Wet hiding was checked through Crypto meter. The Crypto meters offer a quick method to determine the wet opacity, hiding power and coverage in square meters per liter of liquid coating materials. A small sample of liquid coating (approximately 4ml) was applied on the joint line of the black and white base plate, the top plate (pins facing downwards) was placed across base plate joint line the sample forms a wedge of paint, (maximum thickness nearest the pins) by sliding the plate back and forth till the sample perfectly hides both the black and the white section of the base plate. At the position of hiding a reading was observed on the engraved scale of the Base Plate, this was then converted into covering power (Square meters/liter).Top Plates (number K007) were offered with each of the Crypto meter products to cover a range of film thickness.

Gloss Measurements

Gloss was tested through Tri-Gloss master following the standard ASTM D2457. i.e. “Standard Test Method for Specular Gloss of Plastic Films and Solid Plastics”.

Dry Hiding and Whiteness

Dry Opacity was checked through Spectrophotometer data color 110.

Drying Time

Drying time was measured through stop watch at ambient temperature.

Adhesion / Scrubs

Scrubs were checked through Wet abrasion scrub tester following the standard ASTM D 3450. i.e. “Standard Test Method for Wash ability Properties of Interior Architectural Coatings”.

Viscosity

Viscosity was tested through Brookfield DV2T latest viscometer following the standard ASTM D1084. i.e. “Standard Test Methods for Viscosity of Adhesives”.

Density

Densities of the samples were measured through Pyknometer following the standard ASTM D1475. i.e. “Standard Test Method for Density of Liquid Coatings, Inks, and Related Products”.

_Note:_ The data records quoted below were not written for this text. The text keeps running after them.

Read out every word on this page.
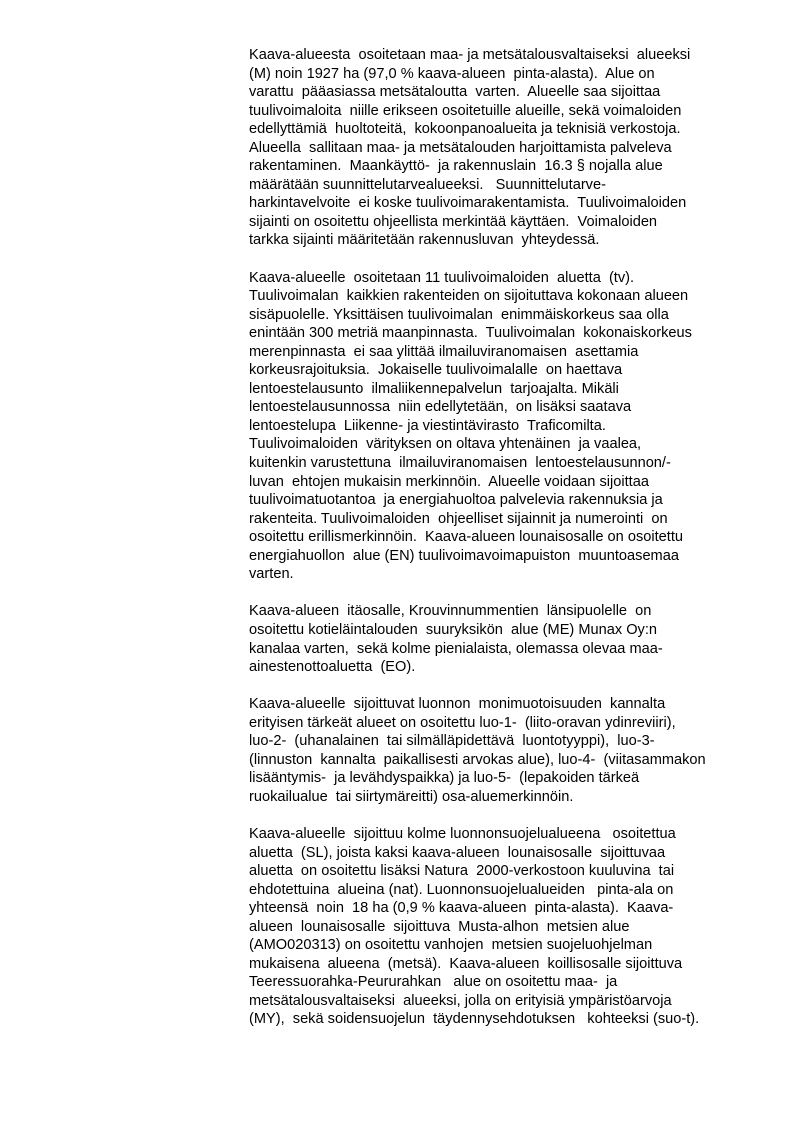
Kaava-alueesta  osoitetaan maa- ja metsätalousvaltaiseksi  alueeksi
(M) noin 1927 ha (97,0 % kaava-alueen  pinta-alasta).  Alue on
varattu  pääasiassa metsätaloutta  varten.  Alueelle saa sijoittaa
tuulivoimaloita  niille erikseen osoitetuille alueille, sekä voimaloiden
edellyttämiä  huoltoteitä,  kokoonpanoalueita ja teknisiä verkostoja.
Alueella  sallitaan maa- ja metsätalouden harjoittamista palveleva
rakentaminen.  Maankäyttö-  ja rakennuslain  16.3 § nojalla alue
määrätään suunnittelutarvealueeksi.   Suunnittelutarve-
harkintavelvoite  ei koske tuulivoimarakentamista.  Tuulivoimaloiden
sijainti on osoitettu ohjeellista merkintää käyttäen.  Voimaloiden
tarkka sijainti määritetään rakennusluvan  yhteydessä.
Kaava-alueelle  osoitetaan 11 tuulivoimaloiden  aluetta  (tv).
Tuulivoimalan  kaikkien rakenteiden on sijoituttava kokonaan alueen
sisäpuolelle. Yksittäisen tuulivoimalan  enimmäiskorkeus saa olla
enintään 300 metriä maanpinnasta.  Tuulivoimalan  kokonaiskorkeus
merenpinnasta  ei saa ylittää ilmailuviranomaisen  asettamia
korkeusrajoituksia.  Jokaiselle tuulivoimalalle  on haettava
lentoestelausunto  ilmaliikennepalvelun  tarjoajalta. Mikäli
lentoestelausunnossa  niin edellytetään,  on lisäksi saatava
lentoestelupa  Liikenne- ja viestintävirasto  Traficomilta.
Tuulivoimaloiden  värityksen on oltava yhtenäinen  ja vaalea,
kuitenkin varustettuna  ilmailuviranomaisen  lentoestelausunnon/-
luvan  ehtojen mukaisin merkinnöin.  Alueelle voidaan sijoittaa
tuulivoimatuotantoa  ja energiahuoltoa palvelevia rakennuksia ja
rakenteita. Tuulivoimaloiden  ohjeelliset sijainnit ja numerointi  on
osoitettu erillismerkinnöin.  Kaava-alueen lounaisosalle on osoitettu
energiahuollon  alue (EN) tuulivoimavoimapuiston  muuntoasemaa
varten.
Kaava-alueen  itäosalle, Krouvinnummentien  länsipuolelle  on
osoitettu kotieläintalouden  suuryksikön  alue (ME) Munax Oy:n
kanalaa varten,  sekä kolme pienialaista, olemassa olevaa maa-
ainestenottoaluetta  (EO).
Kaava-alueelle  sijoittuvat luonnon  monimuotoisuuden  kannalta
erityisen tärkeät alueet on osoitettu luo-1-  (liito-oravan ydinreviiri),
luo-2-  (uhanalainen  tai silmälläpidettävä  luontotyyppi),  luo-3-
(linnuston  kannalta  paikallisesti arvokas alue), luo-4-  (viitasammakon
lisääntymis-  ja levähdyspaikka) ja luo-5-  (lepakoiden tärkeä
ruokailualue  tai siirtymäreitti) osa-aluemerkinnöin.
Kaava-alueelle  sijoittuu kolme luonnonsuojelualueena   osoitettua
aluetta  (SL), joista kaksi kaava-alueen  lounaisosalle  sijoittuvaa
aluetta  on osoitettu lisäksi Natura  2000-verkostoon kuuluvina  tai
ehdotettuina  alueina (nat). Luonnonsuojelualueiden   pinta-ala on
yhteensä  noin  18 ha (0,9 % kaava-alueen  pinta-alasta).  Kaava-
alueen  lounaisosalle  sijoittuva  Musta-alhon  metsien alue
(AMO020313) on osoitettu vanhojen  metsien suojeluohjelman
mukaisena  alueena  (metsä).  Kaava-alueen  koillisosalle sijoittuva
Teeressuorahka-Peururahkan   alue on osoitettu maa-  ja
metsätalousvaltaiseksi  alueeksi, jolla on erityisiä ympäristöarvoja
(MY),  sekä soidensuojelun  täydennysehdotuksen   kohteeksi (suo-t).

Specific Surface Area and Particle Size

Specific surface area and Particle size of calcium carbonate slurries manufactured through nano mill as well as through conventional agitator was tested with Malvern Mastersizer

PH Value

PH values of the samples were tested through pH meter following the standard ASTM ASTM E70 – 07(2015). i.e. “Standard Test Method for pH of Aqueous Solutions with the Glass Electrode”.

Discussion and Results

Paint in which calcium carbonate slurry processed from Nano mill showed brilliant results in terms of wet opacity, dry opacity, gloss, smoothness and drying time compared to the paint in which calcium carbonate slurry processed through laboratory mixer as shown in (Figure 4). All quality parameters were significantly increased in the paint in which calcium carbonate slurry processed from Nano mill.

Conclusion

It is observed that with the reduction of particle size of calcium carbonate, latex paint showed better results in terms of better hiding, better whiteness, higher gloss, more adhesion. Calcium carbonate slurry processed through Nano mill showed exceptionally good compared to conventional agitator. The slurry processed through Nano Mill reduced the particle size of calcium carbonate from 37.5 microns to 2.63 microns while the slurry processed through conventional agitator reduced the particle size of calcium carbonate from 37.5 microns to 18.05 microns. Furthermore, the paint manufactured with Nano mill slurry showed better Whiteness, wet hiding, dry hiding, adhesion and gloss than the paint manufactured with conventional agitator.